Research into preclinical study outcomes published this month blames the poor success rate of medical interventions introduced into clinical development largely on flaws in preclinical research.
Only 11 percent of agents that enter clinical testing are ultimately licensed, a failure rate that translates to higher drug prices and potential harm to human trial participants.
The researchers, based at McGill University in Montreal, reviewed preclinical guideline documents that addressed the design and conduct of in vivo animal experiments that support clinical translation. They found many threats to validity affect preclinical study outcomes, and offered a systemized set of widely shared recommendations designed to better ward off such validity threats during preclinical translation.
The study was published in PLOS Medicine. It was conducted by Valerie Henderson, Jonathan Kimmelman, Dean Fergusson, Jeremy M. Grimshaw and Dan G. Hackam.
Guarding Against Threats to Validity
Thomas Clarkson, DVM, created the Department of Comparative Medicine at Wake Forest more than 45 years ago and is one of the nation’s foremost experts on preclinical research involving animal models. He said that Preclinical Translational Services, Wake Forest Innovations’ specialty CRO, is able to help guard against validity threats during testing because of its unique standing.

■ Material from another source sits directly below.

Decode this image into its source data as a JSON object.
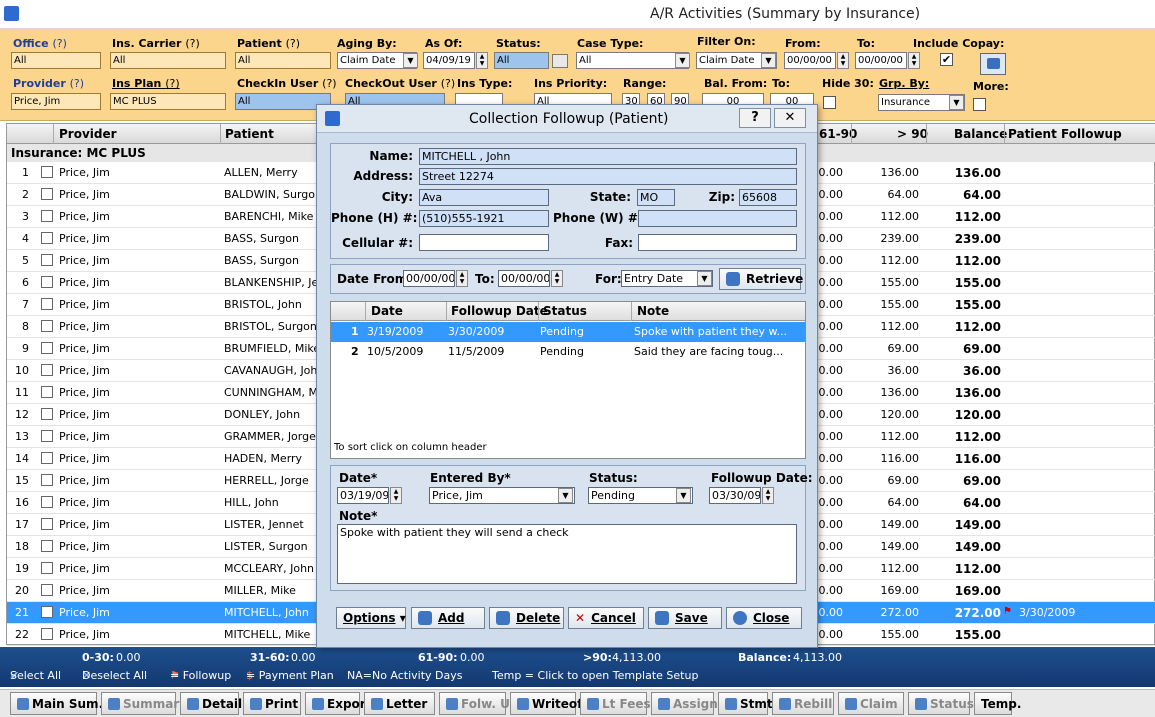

“Consequently, our CRO can and does seek advice and participation of faculty experts in the area of animal models and in the interpretation of data resulting from studies,” Clarkson said. “I like to think our CRO differs from others in leaning more to a partnership with sponsors seeking answers rather than a pure contract operation.”

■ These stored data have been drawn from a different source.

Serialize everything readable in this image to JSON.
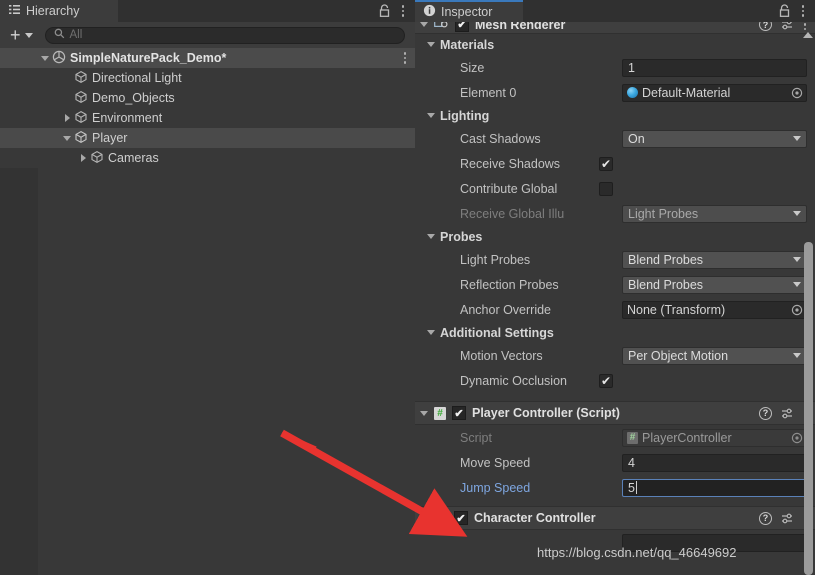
{
  "hierarchy": {
    "tab_label": "Hierarchy",
    "toolbar": {
      "add_label": "+",
      "search_placeholder": "All",
      "search_value": ""
    },
    "tree": [
      {
        "label": "SimpleNaturePack_Demo*",
        "depth": 0,
        "twisty": "down",
        "icon": "scene-icon",
        "row_type": "scene",
        "has_kebab": true
      },
      {
        "label": "Directional Light",
        "depth": 1,
        "twisty": "none",
        "icon": "gameobject-icon",
        "row_type": "normal",
        "has_kebab": false
      },
      {
        "label": "Demo_Objects",
        "depth": 1,
        "twisty": "none",
        "icon": "gameobject-icon",
        "row_type": "normal",
        "has_kebab": false
      },
      {
        "label": "Environment",
        "depth": 1,
        "twisty": "right",
        "icon": "gameobject-icon",
        "row_type": "normal",
        "has_kebab": false
      },
      {
        "label": "Player",
        "depth": 1,
        "twisty": "down",
        "icon": "gameobject-icon",
        "row_type": "selected",
        "has_kebab": false
      },
      {
        "label": "Cameras",
        "depth": 2,
        "twisty": "right",
        "icon": "gameobject-icon",
        "row_type": "normal",
        "has_kebab": false
      }
    ]
  },
  "inspector": {
    "tab_label": "Inspector",
    "mesh_renderer": {
      "title": "Mesh Renderer",
      "enabled": true
    },
    "sections": {
      "materials": {
        "title": "Materials",
        "size_label": "Size",
        "size_value": "1",
        "element0_label": "Element 0",
        "element0_value": "Default-Material"
      },
      "lighting": {
        "title": "Lighting",
        "cast_shadows_label": "Cast Shadows",
        "cast_shadows_value": "On",
        "receive_shadows_label": "Receive Shadows",
        "receive_shadows_checked": "✔",
        "contribute_global_label": "Contribute Global",
        "receive_gi_label": "Receive Global Illu",
        "receive_gi_value": "Light Probes"
      },
      "probes": {
        "title": "Probes",
        "light_probes_label": "Light Probes",
        "light_probes_value": "Blend Probes",
        "reflection_probes_label": "Reflection Probes",
        "reflection_probes_value": "Blend Probes",
        "anchor_override_label": "Anchor Override",
        "anchor_override_value": "None (Transform)"
      },
      "additional": {
        "title": "Additional Settings",
        "motion_vectors_label": "Motion Vectors",
        "motion_vectors_value": "Per Object Motion",
        "dynamic_occlusion_label": "Dynamic Occlusion",
        "dynamic_occlusion_checked": "✔"
      }
    },
    "player_controller": {
      "title": "Player Controller (Script)",
      "enabled_mark": "✔",
      "script_label": "Script",
      "script_value": "PlayerController",
      "move_speed_label": "Move Speed",
      "move_speed_value": "4",
      "jump_speed_label": "Jump Speed",
      "jump_speed_value": "5"
    },
    "character_controller": {
      "title": "Character Controller",
      "enabled_mark": "✔"
    }
  },
  "watermark": {
    "text": "https://blog.csdn.net/qq_46649692"
  },
  "colors": {
    "accent_blue": "#3a79bc",
    "focus_border": "#5a81b8",
    "modified_label": "#7ea6e0",
    "panel_bg": "#383838",
    "arrow_red": "#e8332f"
  }
}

Jeffrey Sites, associate director of Preclinical Translational Services, agreed.
“One significant way to improve the success rate for medical interventions is to incorporate the clinical research team into the preclinical research process,” he said. “There are multiple perspectives which clinicians contribute in depth to the preclinical validation of a critical technology, and often, preclinical developments can aid and improve the launch of a clinical product.”
Why Preclinical Study Outcomes Go Wrong
Vince Mendenhall, DVM, PhD, director of preclinical surgery, has 35 years of experience in CRO work. He said the new study points out weaknesses in the CRO process that affect preclinical study outcomes.
“Most CROs do only what the sponsor says to do and does not question them,” Mendenhall said. “We routinely suggest alternative methods and study designs to what they are initially proposing, and justify our recommendations with available literature as well as our experience.”
The McGill study notes that, for a variety of reasons, preclinical research often supports original hypotheses by sponsoring scientists. Mendenhall said good CROs are more proactive in protecting against the threats to validity that frequently derail what were once promising medical interventions.
The study notes that threats to validity occur in preclinical translational work for both devices and drugs. Sites said quality management of preclinical studies is crucial for either type of work and will likely result in better preclinical study outcomes. And it applies to all types of preclinical Good Laboratory Practice research in particular, he said.